Joe Sagues joins the Department of Biological and Agricultural Engineering (BAE) as a tenure-track faculty member in the fall semester. Sagues will immediately strengthen BAE’s bioprocess engineering program through his cutting-edge research in the areas of fermentation, lignin valorization, bio-based carbon sequestration, and research in graphitic materials.
“He will no doubt make significant contributions to our undergraduate and graduate teaching programs bolstered by his industry experience, his collaboration with government agencies and private companies, and his emphasis on integrated technology-to-market frameworks,” notes Department Head Garey Fox.
What initially drew you to this discipline and your research interests?
I initially became interested in bioprocess research and development while working as an undergraduate research assistant at the University of Florida’s Agricultural & Biological Engineering (ABE) Department. Upon graduation with a BS in ABE, I spent 3.5 years scaling up the biotechnology I helped develop as an undergraduate. It was during the scale-up experience when I solidified my career path on advancing the US bioeconomy through bioproduct innovation. During graduate school, I was awarded fellowships to work in the federal government and a national laboratory, wherein I learned of the common pitfalls that have kept the US bioeconomy from realizing its full potential. I developed a perspective and skill set through these various experiences that will be useful in developing new bioprocesses and bioproducts as Principal Investigator of the Sustainable Bioproduct Innovation Laboratory in the Biological & Agricultural Engineering Department at NC State University.
What are your research interests?
The Sustainable Bioproduct Innovation (SBI) Laboratory takes an integrated approach to bioproduct innovation. We are bridging fundamental advances in synthetic biology and chemical catalysis with bioprocess engineering to innovate sustainable bioproducts that range from food & beverage, animal feed, chemicals, fuels, and materials. To accomplish this, work in the SBI Lab primarily focuses on applied engineering and bio-industrial systems modeling (including techno-economic and life cycle assessments). When developing a new bioproduct, the SBI Lab takes into account the entire technology-to-market pathway, starting with fundamental research and ending with commercialization. Such a comprehensive approach increases the odds of bioproduct success by eliminating developmental hurdles and pitfalls at an early stage.
What do you hope to bring to the department?
I hope to bring a new perspective and approach to bioprocess research & development that compliments those of other faculty in the BAE department. My experiences in academia, industry, federal government, and a national lab have equipped me with a skill set that will be used to develop sustainable bioproducts with a relatively high probability of commercial success. In addition, I intend on placing an emphasis on involving undergraduates in my research, since my own undergraduate research experience had such a lasting impact on my academic and professional career.
What makes you excited about the opportunities of this position?

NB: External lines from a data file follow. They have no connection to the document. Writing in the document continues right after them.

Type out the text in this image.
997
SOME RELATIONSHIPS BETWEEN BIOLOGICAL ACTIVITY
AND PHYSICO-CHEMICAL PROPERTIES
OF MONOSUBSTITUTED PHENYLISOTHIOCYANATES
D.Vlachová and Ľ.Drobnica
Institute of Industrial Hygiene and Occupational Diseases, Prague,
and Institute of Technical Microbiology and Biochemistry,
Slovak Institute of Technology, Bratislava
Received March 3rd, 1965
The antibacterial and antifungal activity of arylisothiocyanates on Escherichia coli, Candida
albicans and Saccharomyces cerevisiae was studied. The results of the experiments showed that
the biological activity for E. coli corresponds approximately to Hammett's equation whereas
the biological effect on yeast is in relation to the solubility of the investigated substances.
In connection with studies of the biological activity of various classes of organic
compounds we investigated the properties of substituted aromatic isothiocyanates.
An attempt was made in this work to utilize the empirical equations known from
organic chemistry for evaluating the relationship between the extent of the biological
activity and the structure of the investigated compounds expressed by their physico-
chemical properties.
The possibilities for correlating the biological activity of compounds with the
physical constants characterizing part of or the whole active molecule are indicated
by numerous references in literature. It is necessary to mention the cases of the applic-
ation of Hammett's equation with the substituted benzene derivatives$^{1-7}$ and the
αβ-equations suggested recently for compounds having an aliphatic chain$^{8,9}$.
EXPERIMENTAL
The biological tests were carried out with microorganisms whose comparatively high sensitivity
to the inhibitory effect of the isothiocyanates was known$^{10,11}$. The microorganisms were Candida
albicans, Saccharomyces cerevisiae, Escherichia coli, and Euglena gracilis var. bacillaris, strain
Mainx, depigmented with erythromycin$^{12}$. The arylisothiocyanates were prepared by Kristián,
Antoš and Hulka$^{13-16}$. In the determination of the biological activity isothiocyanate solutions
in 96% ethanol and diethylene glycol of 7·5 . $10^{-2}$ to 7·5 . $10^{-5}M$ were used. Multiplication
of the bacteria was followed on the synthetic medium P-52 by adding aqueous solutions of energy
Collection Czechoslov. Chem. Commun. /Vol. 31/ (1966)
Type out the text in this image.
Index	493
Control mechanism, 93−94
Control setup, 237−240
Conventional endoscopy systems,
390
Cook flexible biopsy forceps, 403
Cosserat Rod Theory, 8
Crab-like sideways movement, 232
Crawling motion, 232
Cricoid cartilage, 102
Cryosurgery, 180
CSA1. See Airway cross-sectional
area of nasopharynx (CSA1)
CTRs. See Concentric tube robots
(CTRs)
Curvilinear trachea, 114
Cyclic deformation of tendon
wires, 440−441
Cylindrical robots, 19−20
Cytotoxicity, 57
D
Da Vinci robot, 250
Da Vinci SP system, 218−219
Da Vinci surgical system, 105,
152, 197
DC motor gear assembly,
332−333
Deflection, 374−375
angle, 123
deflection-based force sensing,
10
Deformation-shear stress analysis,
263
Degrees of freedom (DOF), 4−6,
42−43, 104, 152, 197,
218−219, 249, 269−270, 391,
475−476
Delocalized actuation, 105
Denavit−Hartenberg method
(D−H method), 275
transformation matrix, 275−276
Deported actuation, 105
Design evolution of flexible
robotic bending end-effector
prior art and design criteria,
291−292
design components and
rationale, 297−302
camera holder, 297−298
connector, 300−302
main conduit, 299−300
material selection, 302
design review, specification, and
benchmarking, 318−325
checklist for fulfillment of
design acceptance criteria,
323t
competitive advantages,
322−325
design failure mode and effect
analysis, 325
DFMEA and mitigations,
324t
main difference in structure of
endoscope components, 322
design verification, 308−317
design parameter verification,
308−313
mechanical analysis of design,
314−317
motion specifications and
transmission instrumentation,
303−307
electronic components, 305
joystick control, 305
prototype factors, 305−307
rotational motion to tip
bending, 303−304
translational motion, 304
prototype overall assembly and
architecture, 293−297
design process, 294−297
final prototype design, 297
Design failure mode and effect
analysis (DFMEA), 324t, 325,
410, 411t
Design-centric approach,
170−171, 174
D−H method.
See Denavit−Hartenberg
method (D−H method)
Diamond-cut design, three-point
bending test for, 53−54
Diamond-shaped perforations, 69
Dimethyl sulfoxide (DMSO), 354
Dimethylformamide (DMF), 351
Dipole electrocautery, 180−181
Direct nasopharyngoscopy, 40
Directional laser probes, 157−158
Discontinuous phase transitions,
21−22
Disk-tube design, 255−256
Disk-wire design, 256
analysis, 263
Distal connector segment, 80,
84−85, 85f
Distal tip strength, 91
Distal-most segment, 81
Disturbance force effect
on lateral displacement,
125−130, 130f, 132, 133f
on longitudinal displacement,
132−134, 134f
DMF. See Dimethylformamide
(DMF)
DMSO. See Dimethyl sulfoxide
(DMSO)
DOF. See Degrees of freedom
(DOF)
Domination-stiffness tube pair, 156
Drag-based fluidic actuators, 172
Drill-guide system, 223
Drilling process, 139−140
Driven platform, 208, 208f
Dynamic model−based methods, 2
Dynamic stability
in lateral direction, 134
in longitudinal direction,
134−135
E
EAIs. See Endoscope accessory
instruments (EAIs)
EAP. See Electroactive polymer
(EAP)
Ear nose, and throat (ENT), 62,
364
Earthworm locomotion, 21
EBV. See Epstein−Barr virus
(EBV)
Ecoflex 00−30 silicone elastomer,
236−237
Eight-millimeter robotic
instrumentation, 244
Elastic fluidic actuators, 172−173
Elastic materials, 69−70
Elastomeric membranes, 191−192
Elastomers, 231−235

I am most excited for the opportunity to establish collaborative projects that innovate bioproducts using a wide range of perspectives and skills. The US bioeconomy holds great potential, and I believe NCSU is in a perfect position to be a leader in bioproduct development and deployment. I look forward to instilling an entrepreneurial mindset in my lab group and leveraging the special bio-industrial ecosystem that exists in the research triangle.
How do you think this discipline is poised to solve the grand challenges of engineering?
Two of the biggest challenges to advancing the bioeconomy are 1) successfully bringing new bioproducts from the laboratory bench to market and 2) ensuring new bioproducts are truly sustainable. The Sustainable Bioproduct Innovation Laboratory will tackle both of these challenges through an integrated approach, involving applied engineering and bio-industrial systems modeling. I am particularly interested in enhancing the sustainability of food and energy production through advances in bioprocess engineering and bioproduct development.